Fwiw. The NC high school athletic association has been governing high school sports in this state since before any of us were born. Until this year.
The GOP passed a law so politicians now have control over NC high school sports. Why do you think they did this (Governor didn’t bother to veto because they have enough votes for it to be veto-proof)?
I’ll give you a hint why they did this: it is germane to this thread.
So, again, this should be handled by the governing bodies of each league or association or whatever, not the government be it the state government or federal government.
I honestly never gave much of a crap about someone’s grade school or high school state championship aspirations……if you miss out on that high school championship because someone was better than you, so what…….if you miss out on that collegiate championship because someone was better than you, so what.
In 40-45 states it likely means you aren’t national-caliber (win a CA, TX, FL high school title and we’re talking).
Let’s take swimming because I swam…….North Carolina was not a bad swimming state; but, it wasn’t California or Florida or Michigan or Texas or NY or Georgia’s DeKalb Dynamos or Maryland’s Silver Springs Stripers.
The Dynamos and Stripers would come to the old Eastern Invitational meet (GREAT meet for NC kids to learn to compete). Those out-of-state teams just killed us on our own turf - or in an outdoor 50-meter pool in Greensboro we considered our backyard.
I usually made Finals (Top 8) in most of my events (400 & 1500 free, 200 & 400 IM, and 200 fly; 200 free and 100 fly were a stretch - not enough speed. I was fortunate to make 1-3
consolation finals at that Eastern Invitational.
I learned there that the North Carolina State Swimming Championships was a rinky-dink meet. That what mattered was the Nationals - JR Nationals to start (make consolation finals 9th-16th place at JR Nationals and you could score points at the ACC’s).

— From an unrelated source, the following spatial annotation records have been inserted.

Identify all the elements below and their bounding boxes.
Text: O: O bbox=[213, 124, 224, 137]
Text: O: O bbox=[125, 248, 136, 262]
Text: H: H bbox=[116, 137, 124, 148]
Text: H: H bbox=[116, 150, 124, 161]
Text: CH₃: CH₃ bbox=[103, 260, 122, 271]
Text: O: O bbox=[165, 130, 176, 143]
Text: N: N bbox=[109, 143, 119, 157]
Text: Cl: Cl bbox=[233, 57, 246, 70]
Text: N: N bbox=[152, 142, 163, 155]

Make JR Nationals….try to make SR Nationals….then, Olympic Trials.
High School Swimming (and high school sports in general) are rinky-dink in most states and locales compared to national competition.
Lia Thomas placed in 2-4 events at the NCAA’s and won one event. Her big win was in 2022 in the 500-yd free. The top female swimmers in the world would have trashed her.
Lia Thomas had been undergoing hormone treatments since at least 2019. Lia started getting much SLOWER in each event.
FINA, the International swimming governing body, had banned trans athletes based on certain criteria; so, Lia Thomas was ineligible for the 2024 Olympics - which meant she couldn’t swim at the 2024 USA Olympic Trials.
Let doctors, parents, AND children decide on their treatment for gender dysphoria. The treatment likely includes puberty blockers - that might preclude a 6’3” player spiking a ball into a cute little blonde girl’s face.